In sostanza, il giudice di prime cure e quello di seconda istanza, fermo restando l'autonomia decisionale previsto dalle leggi vigenti, sono chiamati a dare conto nelle motivazioni del processo logico in base al quale la decisione è stata assunta indicandone i criteri valutativi che hanno ispirato la pronunzia di merito.

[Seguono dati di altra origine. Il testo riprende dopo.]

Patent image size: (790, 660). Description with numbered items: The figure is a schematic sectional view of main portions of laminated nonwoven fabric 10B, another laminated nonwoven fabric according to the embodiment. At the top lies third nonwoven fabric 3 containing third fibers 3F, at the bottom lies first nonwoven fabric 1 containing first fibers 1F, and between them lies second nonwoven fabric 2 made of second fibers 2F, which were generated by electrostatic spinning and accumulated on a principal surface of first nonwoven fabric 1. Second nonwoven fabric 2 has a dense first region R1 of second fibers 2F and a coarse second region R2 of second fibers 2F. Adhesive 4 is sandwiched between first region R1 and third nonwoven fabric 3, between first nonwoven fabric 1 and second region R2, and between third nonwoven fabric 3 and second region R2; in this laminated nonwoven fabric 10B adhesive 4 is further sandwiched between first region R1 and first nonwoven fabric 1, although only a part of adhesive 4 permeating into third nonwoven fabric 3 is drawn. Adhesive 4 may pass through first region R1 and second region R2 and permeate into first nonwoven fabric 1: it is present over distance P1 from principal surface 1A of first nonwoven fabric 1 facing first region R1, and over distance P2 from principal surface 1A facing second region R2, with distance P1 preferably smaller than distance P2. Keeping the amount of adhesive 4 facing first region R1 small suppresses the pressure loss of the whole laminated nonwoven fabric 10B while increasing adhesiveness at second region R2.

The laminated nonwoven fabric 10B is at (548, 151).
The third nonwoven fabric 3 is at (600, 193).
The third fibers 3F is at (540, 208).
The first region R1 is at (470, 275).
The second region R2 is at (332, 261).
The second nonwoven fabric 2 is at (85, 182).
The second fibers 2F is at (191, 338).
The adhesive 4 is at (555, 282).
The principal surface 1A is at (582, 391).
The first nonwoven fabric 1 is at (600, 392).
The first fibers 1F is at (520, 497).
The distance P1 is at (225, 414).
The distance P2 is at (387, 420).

Tale scrutinio mira alla verifica del controllo di logicità, coerenza e congruità cui ciascuna motivazione decisionale deve rispondere. Tale controllo è richiesto al fine di evitare la cassazione della pronuncia di merito in sede di legittimità. Ciò in particolare modo nel caso in cui si tratti del cd. danno morale inteso quale patema d'animo o sofferenza interiore o perturbamento psichico (danno morale soggettivo) cui le Sentenze n. 26972/3/4/5 del  11 Novembre 2008, cd. Sentenze di San Martino, ne hanno radicalmente mutato la precedente accezione. Infatti, a seguito delle richiamate pronunce del 2008, il concetto di danno morale ha assunto diversi ed ulteriori significati. Attualmente, nel concetto di danno morale sono ricomprese le lesione della dignità o integrità morale, anche laddove la sofferenze interiore non degeneri in danno biologico o in danno esistenziale.

In conclusione, ai fini di una corretta adozione del provvedimento di liquidazione del danno non patrimoniale, è necessario che il giudice provveda a motivare adeguatamente i criteri posti alla base del provvedimento adottato.